Ma douce maman, je te demande pardon.

    Quand j'ai vu la flaque, j'ai machinalement ramassé chacun des gros éclats de verre puis je me suis agenouillée, sans même en avoir conscience. En essayant de réunir les minuscules morceaux, l'un d'eux est entré dans mon doigt, c'est à ce moment que j'ai réalisé. Une première perle est apparue sur mon visage, elle s'est élancée de mes yeux jusqu'au sol, ne laissant derrière elle qu'une fine ligne me balafrant la joue.

    Ce parfum était à la framboise, avec un léger soupçon de violette. C'est étrange, maman, jusqu'à aujourd'hui, je ne sentais que le fruit, à présent c'est l'odeur de la fleur qui me hante.
    Grâce à ce flacon, je parvenais à me souvenir de ton visage. Le matin, je pouvais entrevoir quelques douces régions du Sud juste en m’en imprégnant. Tout était plus intense avec lui, absolument tout.

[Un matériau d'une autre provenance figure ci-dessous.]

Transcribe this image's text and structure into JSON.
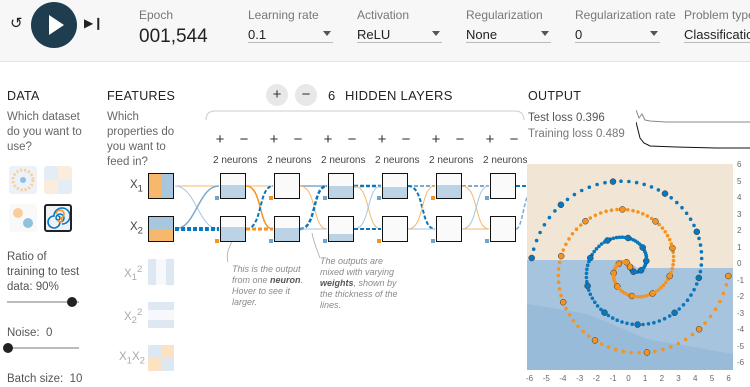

Et cette étiquette rose... Une couleur ignoble, et pourtant, je la regardais parfois pour le simple plaisir de la voir nichée sur le petit récipient de verre.

    Tandis que je ramassais toujours les minuscules éclats, le téléphone s'est mis à sonner, cinq fois. Pourquoi lorsqu'une tâche nous parait essentielle, faut-il que l'on soit constamment interrompu ? Je ne sais même pas si j'ai réussi à tous les avoir, ces petits bouts de verre... Peut-être l'un d'eux me coupera le pied dans quelques mois, et alors je retrouverai cette odeur fruitée. Selon toi maman, la douleur que je ressentirai alors, me rendra t-elle heureuse ? Je t'avoue ne pas le savoir moi-même.

    Je me suis toujours demandé, Maman, pourquoi m'as-tu offert ce parfum ? C'est la seule chose que tu ne m'aies jamais offerte, comment savais-tu que j'aimais les fruits rouges ?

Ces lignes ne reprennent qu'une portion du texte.